Seven years after the privatisation of the power sector in 2013, Nigeria has been able to improve its electricity challenges. The investors who took over the power firms are still grappling with the old problems in the sector.
Even with an installed generation capacity at 12,910.40MW, electricity production has been hovering between 3,000MW and 5,000 MW as a result of gas constraints, transmission line issues and low demand by electricity distribution companies. The peak generation ever attained in the country is 5,375MW, which is insufficient to meet the energy needs of about 200 million population.
Presently, the nation is battling with low power shortage as 16 of its 25 electricity generation companies (GenCos) are battling with low gas supply.

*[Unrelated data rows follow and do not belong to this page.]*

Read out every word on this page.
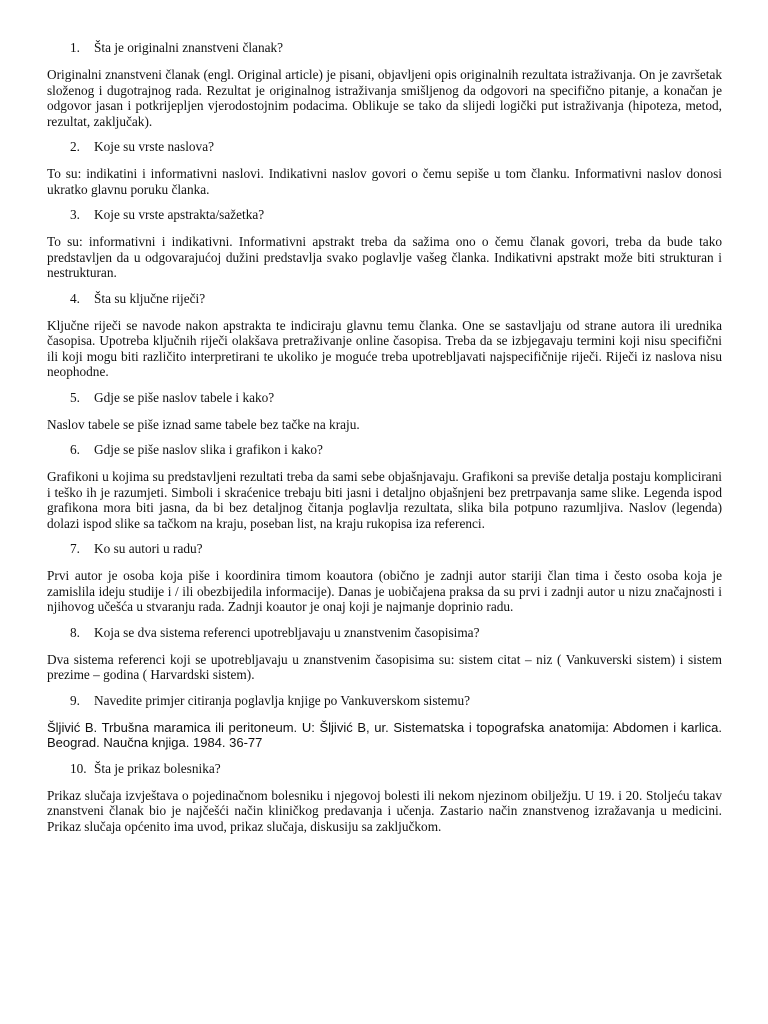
1.	Šta je originalni znanstveni članak?

Originalni znanstveni članak (engl. Original article) je pisani, objavljeni opis originalnih rezultata istraživanja. On je završetak složenog i dugotrajnog rada. Rezultat je originalnog istraživanja smišljenog da odgovori na specifično pitanje, a konačan je odgovor jasan i potkrijepljen vjerodostojnim podacima. Oblikuje se tako da slijedi logički put istraživanja (hipoteza, metod, rezultat, zaključak).

2.	Koje su vrste naslova?

To su: indikatini i informativni naslovi. Indikativni naslov govori o čemu sepiše u tom članku. Informativni naslov donosi ukratko glavnu poruku članka.

3.	Koje su vrste apstrakta/sažetka?

To su: informativni i indikativni. Informativni apstrakt treba da sažima ono o čemu članak govori, treba da bude tako predstavljen da u odgovarajućoj dužini predstavlja svako poglavlje vašeg članka. Indikativni apstrakt može biti strukturan i nestrukturan.

4.	Šta su ključne riječi?

Ključne riječi se navode nakon apstrakta te indiciraju glavnu temu članka. One se sastavljaju od strane autora ili urednika časopisa. Upotreba ključnih riječi olakšava pretraživanje online časopisa. Treba da se izbjegavaju termini koji nisu specifični ili koji mogu biti različito interpretirani te ukoliko je moguće treba upotrebljavati najspecifičnije riječi. Riječi iz naslova nisu neophodne.

5.	Gdje se piše naslov tabele i kako?

Naslov tabele se piše iznad same tabele bez tačke na kraju.

6.	Gdje se piše naslov slika i grafikon i kako?

Grafikoni u kojima su predstavljeni rezultati treba da sami sebe objašnjavaju. Grafikoni sa previše detalja postaju komplicirani i teško ih je razumjeti. Simboli i skraćenice trebaju biti jasni i detaljno objašnjeni bez pretrpavanja same slike. Legenda ispod grafikona mora biti jasna, da bi bez detaljnog čitanja poglavlja rezultata, slika bila potpuno razumljiva. Naslov (legenda) dolazi ispod slike sa tačkom na kraju, poseban list, na kraju rukopisa iza referenci.

7.	Ko su autori u radu?

Prvi autor je osoba koja piše i koordinira timom koautora (obično je zadnji autor stariji član tima i često osoba koja je zamislila ideju studije i / ili obezbijedila informacije). Danas je uobičajena praksa da su prvi i zadnji autor u nizu značajnosti i njihovog učešća u stvaranju rada. Zadnji koautor je onaj koji je najmanje doprinio radu.

8.	Koja se dva sistema referenci upotrebljavaju u znanstvenim časopisima?

Dva sistema referenci koji se upotrebljavaju u znanstvenim časopisima su: sistem citat – niz ( Vankuverski sistem) i sistem prezime – godina ( Harvardski sistem).

9.	Navedite primjer citiranja poglavlja knjige po Vankuverskom sistemu?

Šljivić B. Trbušna maramica ili peritoneum. U: Šljivić B, ur. Sistematska i topografska anatomija: Abdomen i karlica. Beograd. Naučna knjiga. 1984. 36-77

10. Šta je prikaz bolesnika?

Prikaz slučaja izvještava o pojedinačnom bolesniku i njegovoj bolesti ili nekom njezinom obilježju. U 19. i 20. Stoljeću takav znanstveni članak bio je najčešći način kliničkog predavanja i učenja. Zastario način znanstvenog izražavanja u medicini. Prikaz slučaja općenito ima uvod, prikaz slučaja, diskusiju sa zaključkom.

Nigeria generates 70 per cent of its electricity from gas-fired power plants, while hydropower plants produce the remaining 30 per cent.
The national grid, which is still fully owned and operated by the government, has continued to suffer system collapse over the years owing to lack of spinning reserve that is meant to forestall such occurrences. In 2019, the national grid collapsed more than 10 times. The grid recorded its first collapse in 2020 after it shut down twice within two hours, causing blackout across the country.
The government had admitted that it spent N1.7 trillion on electricity in the last three years without any significant impact. The Nigerian Electricity Regulatory Commission (NERC) put the country’s electricity users at 8.8 million, yet most of the citizens rely on inefficient and costly diesel-generators to power their homes.
In order to achieve the 2030 vision for affordable, clean, safe and modern energy for all citizens in the country, there is a gradual movement towards renewable energy as the only way to sustainable development.
In that regards, a senator has introduced a bill to ban the importation and use of generating sets to curb the menace of environmental pollution in the country. According to the bill, anyone imports or sells a generator in Nigeria will be sentenced to not less than ten years in prison.
THE QUEST FOR CLEAN ENERGY
With Nigeria’s endorsement of the Paris Agreement on climate change on September 21, 2016, the federal government, in December 2017, issued a N10.69 billion five-year sovereign green bond at a coupon rate of 13.48 per cent to fund solar power projects in universities across the country. The government noted that the only way to foster quality research and upgrade the universities to world-class standard is to provide constant and reliable power supply through green energy.